As is often the case, Wikipedia has an answer:
Architectures that did not have eight-bit bytes include the CDC 6000 series scientific mainframes that divided their 60-bit floating-point words into 10 six-bit bytes. These bytes conveniently held character data from punched Hollerith cards, typically the upper-case alphabet and decimal digits. CDC also often referred to 12-bit quantities as bytes, each holding two 6-bit display code characters, due to the 12-bit I/O architecture of the machine. The PDP-10 used assembly instructions LDB and DPB to load and deposit bytes of any width from 1 to 36-bits—these operations survive today in Common Lisp. Bytes of six, seven, or nine bits were used on some computers, for example within the 36-bit word of the PDP-10. The UNIVAC 1100/2200 series computers (now Unisys) addressed in both 6-bit (Fieldata) and nine-bit (ASCII) modes within its 36-bit word. Telex machines used 5 bits to encode a character.

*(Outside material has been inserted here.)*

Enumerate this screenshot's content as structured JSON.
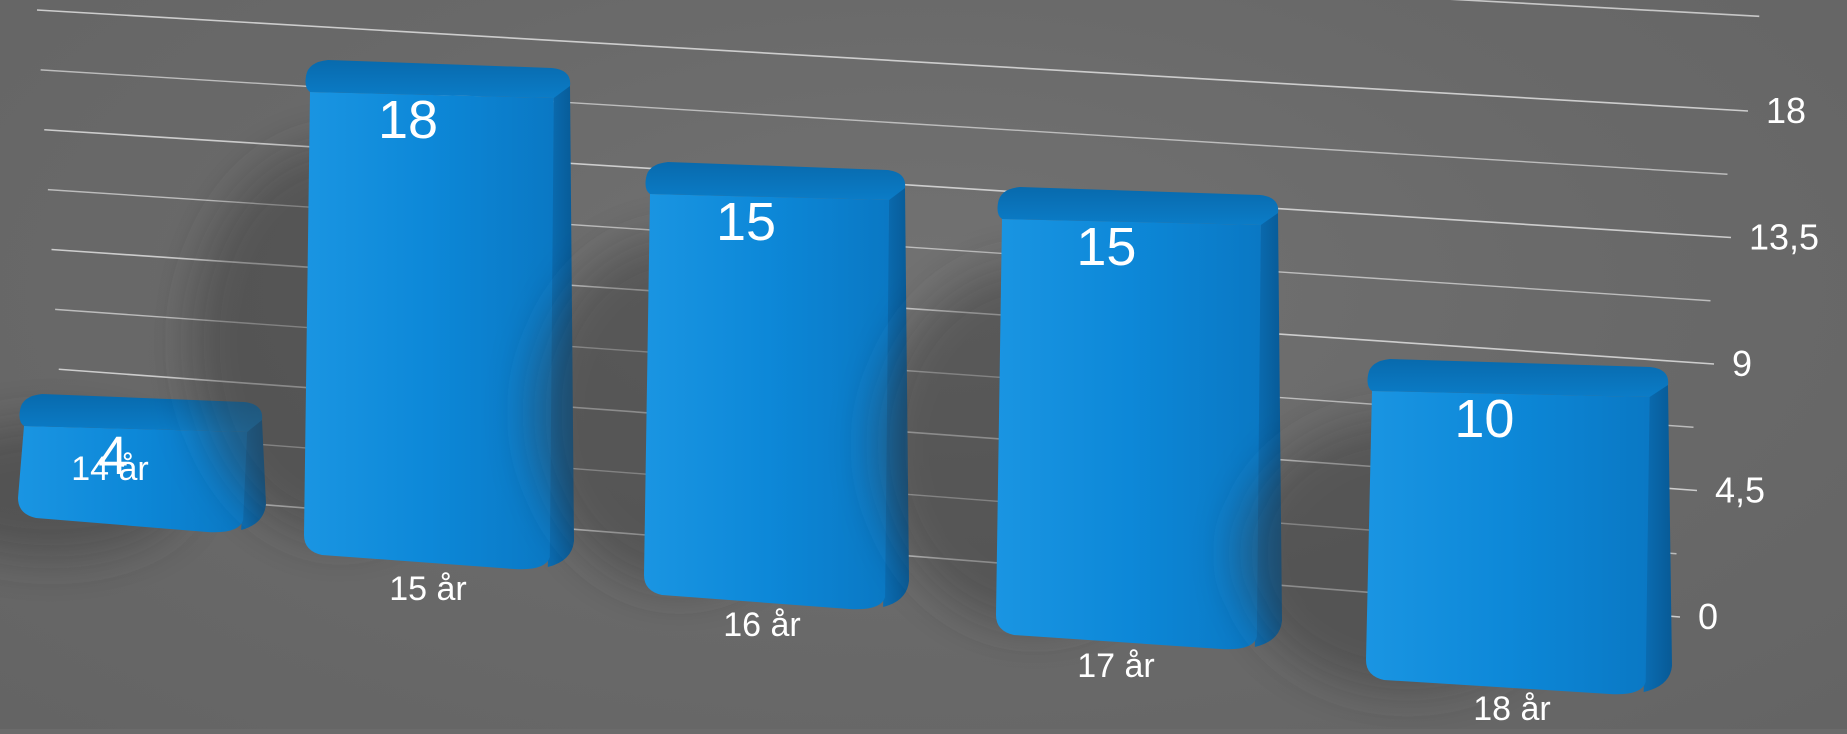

Factors behind the ubiquity of the eight bit byte include the popularity of the IBM System/360 architecture, introduced in the 1960s, and the 8-bit microprocessors, introduced in the 1970s. The term octet unambiguously specifies an eight-bit byte (such as in protocol definitions, for example).
It's a hardware architecture, not OS, thing. All architectures that you're going to run into, day to day, use eight bits per byte. There may be modern exceptions, particularly in the extremes (mainframe, super, embedded), but I'm not aware of any.